Start at the center by interviewing the complainant. Gather any facts or perspectives that aren't revealed in the initial complaint. From there, you should speak with the alleged wrongdoer and finally any potential witnesses, including coworkers, supervisors, and occasionally non-company third parties.
Don't bring two parties together to "work it out." Don't interview a complainant in front of the alleged wrongdoer. If you need to bring the parties together, typically do it at the conclusion of your investigation only.
Remind everyone who you work for, so they don't get the idea that you are representing them individually rather than working for the company itself. Remind parties and witnesses that anything they say may need to be disclosed to others in order to resolve the matter.
An investigatory interview isn't a contentious deposition, so don't treat it as such.

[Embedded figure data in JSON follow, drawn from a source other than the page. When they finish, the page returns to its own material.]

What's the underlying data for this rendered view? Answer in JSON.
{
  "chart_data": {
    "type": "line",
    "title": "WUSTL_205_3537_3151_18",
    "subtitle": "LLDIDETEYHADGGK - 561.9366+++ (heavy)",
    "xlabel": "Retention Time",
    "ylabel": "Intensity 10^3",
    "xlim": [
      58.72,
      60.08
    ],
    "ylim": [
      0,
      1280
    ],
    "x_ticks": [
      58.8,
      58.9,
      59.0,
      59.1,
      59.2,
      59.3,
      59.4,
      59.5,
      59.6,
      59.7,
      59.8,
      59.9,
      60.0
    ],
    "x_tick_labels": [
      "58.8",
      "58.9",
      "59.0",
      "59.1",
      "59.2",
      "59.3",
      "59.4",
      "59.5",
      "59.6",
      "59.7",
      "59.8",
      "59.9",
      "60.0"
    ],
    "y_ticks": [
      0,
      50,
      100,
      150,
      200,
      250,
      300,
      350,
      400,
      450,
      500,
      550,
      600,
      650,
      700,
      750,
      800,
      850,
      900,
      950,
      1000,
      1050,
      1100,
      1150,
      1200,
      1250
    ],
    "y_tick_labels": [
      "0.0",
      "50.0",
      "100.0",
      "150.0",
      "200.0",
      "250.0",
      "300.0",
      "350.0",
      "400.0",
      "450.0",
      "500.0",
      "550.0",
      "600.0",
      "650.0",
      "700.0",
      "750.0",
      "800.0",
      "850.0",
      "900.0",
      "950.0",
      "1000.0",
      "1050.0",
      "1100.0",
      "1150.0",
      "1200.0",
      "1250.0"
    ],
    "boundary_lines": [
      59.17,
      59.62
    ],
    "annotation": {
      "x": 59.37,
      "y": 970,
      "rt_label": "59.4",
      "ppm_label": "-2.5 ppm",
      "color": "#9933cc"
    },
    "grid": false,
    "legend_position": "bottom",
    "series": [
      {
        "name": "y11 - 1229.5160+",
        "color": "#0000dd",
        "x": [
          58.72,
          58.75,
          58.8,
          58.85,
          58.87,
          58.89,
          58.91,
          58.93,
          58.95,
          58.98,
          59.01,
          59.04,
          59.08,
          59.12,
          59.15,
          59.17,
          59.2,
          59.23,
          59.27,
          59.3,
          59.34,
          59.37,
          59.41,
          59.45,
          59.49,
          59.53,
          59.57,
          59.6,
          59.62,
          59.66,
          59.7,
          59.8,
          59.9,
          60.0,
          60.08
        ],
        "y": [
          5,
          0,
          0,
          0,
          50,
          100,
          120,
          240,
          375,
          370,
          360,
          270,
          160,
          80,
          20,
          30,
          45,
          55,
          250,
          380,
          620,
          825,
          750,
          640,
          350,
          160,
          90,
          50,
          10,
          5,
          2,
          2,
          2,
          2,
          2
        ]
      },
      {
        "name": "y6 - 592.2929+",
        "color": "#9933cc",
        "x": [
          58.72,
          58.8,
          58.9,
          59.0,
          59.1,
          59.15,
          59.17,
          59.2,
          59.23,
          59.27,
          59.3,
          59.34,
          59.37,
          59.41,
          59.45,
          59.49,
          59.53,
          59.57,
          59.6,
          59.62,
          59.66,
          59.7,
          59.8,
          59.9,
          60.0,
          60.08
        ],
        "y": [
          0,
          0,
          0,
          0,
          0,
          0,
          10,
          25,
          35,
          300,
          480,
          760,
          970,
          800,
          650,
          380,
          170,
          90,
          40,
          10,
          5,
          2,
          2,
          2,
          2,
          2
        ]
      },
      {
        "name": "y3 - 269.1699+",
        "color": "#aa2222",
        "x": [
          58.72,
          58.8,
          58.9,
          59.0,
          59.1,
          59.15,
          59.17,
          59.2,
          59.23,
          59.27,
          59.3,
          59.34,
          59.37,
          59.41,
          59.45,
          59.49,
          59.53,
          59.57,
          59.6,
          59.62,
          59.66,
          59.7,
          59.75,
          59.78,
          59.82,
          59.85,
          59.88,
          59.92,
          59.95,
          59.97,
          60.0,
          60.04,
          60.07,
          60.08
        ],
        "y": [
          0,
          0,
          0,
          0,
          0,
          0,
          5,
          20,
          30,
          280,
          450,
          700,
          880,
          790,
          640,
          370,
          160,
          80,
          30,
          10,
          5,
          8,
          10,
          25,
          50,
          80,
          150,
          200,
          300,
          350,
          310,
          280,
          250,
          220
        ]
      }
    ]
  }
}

Avoid aggressive questioning and unreasonably long interviews and try to maintain an appearance of neutrality when dealing with all parties.
You should be on the side of the company who you work for, not the complainant or alleged wrongdoer. Effectively investigating a complaint means being open to the possibility that either side is correct -- or that neither is. Siding too quickly with a party can bias your perspective, undermining the effectiveness of your investigation.
Managers and supervisors should already know that retaliating against an employee for filing a complaint or participating in an investigation is illegal. Remind them.
Follow these tips and you should be able to conduct an effective, if non-Holmesian investigation. Call it "In-House Counsel and the Adventure of the Efficient Workplace Investigation."